Reliable, secure and fundamentally YOU, unique biometric traits such as fingerprints are being used by banks, enterprises and consumers to verify identity. Biometric solutions offer significant identity protection because they use unique biological details to ensure an account is only accessed by the account holder, a door only opened by the owner. Here are five things that are little known about this technology…

  • The uncut identity. Your fingerprint is unique to you. Nobody can use a copy of it to impersonate you. Good technology is capable of scanning down into the layers of the fingertip to differentiate unique elements of a person’s fingerprint, this data is then encrypted and used as a key to unlocking whichever physical or virtual door that the biometric system protects.
  • The living proof. No, there is nothing to the stories of fingerprints being used without their owner’s knowledge or permission. Biometric solutions can use specific variables to determine if the finger used to access the system is that of a present, living person.  A copy or a fake cannot be used to access a cutting-edge biometric solution.
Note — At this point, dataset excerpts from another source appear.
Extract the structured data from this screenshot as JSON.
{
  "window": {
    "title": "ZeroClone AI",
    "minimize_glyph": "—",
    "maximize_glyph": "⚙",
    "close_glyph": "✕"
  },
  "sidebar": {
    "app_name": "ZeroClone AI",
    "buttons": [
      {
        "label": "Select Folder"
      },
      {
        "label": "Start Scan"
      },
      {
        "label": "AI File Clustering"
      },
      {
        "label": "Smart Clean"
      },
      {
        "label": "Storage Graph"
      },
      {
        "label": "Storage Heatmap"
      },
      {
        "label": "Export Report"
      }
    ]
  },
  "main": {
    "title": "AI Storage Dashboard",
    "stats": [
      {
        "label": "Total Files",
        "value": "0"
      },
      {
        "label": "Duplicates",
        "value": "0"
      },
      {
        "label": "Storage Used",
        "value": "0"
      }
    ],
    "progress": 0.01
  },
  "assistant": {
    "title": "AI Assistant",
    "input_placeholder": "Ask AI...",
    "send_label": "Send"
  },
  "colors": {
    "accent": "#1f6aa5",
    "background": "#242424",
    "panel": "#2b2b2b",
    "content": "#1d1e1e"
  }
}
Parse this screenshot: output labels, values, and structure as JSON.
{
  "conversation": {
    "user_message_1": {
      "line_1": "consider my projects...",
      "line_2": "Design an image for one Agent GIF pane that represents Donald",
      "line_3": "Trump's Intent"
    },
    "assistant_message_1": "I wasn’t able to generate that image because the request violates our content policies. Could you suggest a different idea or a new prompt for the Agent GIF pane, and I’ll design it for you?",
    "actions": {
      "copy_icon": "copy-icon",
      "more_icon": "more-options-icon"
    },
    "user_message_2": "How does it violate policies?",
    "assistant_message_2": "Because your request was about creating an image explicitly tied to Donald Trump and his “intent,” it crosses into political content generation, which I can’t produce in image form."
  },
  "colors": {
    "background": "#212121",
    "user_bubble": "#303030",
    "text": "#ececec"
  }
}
  • Easy and convenient. Queues and documents and paperwork may well be a thing of the past should biometrics take a firmer grip of government and banking systems. The process of registering is easy, and access to identity documents and records is yours alone.
  • Security blanket. A thousand passwords and a hundred post-it notes stuck on walls and drawers.  An excel file with a list of sites and applications and their corresponding passwords, all a thing of the past.  Nobody needs to remember their password with biometrics, they only need to show up.
  • Anywhere is cool. Schools, airports, networks, offices, homes, toilets, banks, libraries, governments, border controls, immigration services, call centres, hospitals and even clubs and pubs – knowing “who” matters and biometrics can quickly and conveniently confirm your identity where needed.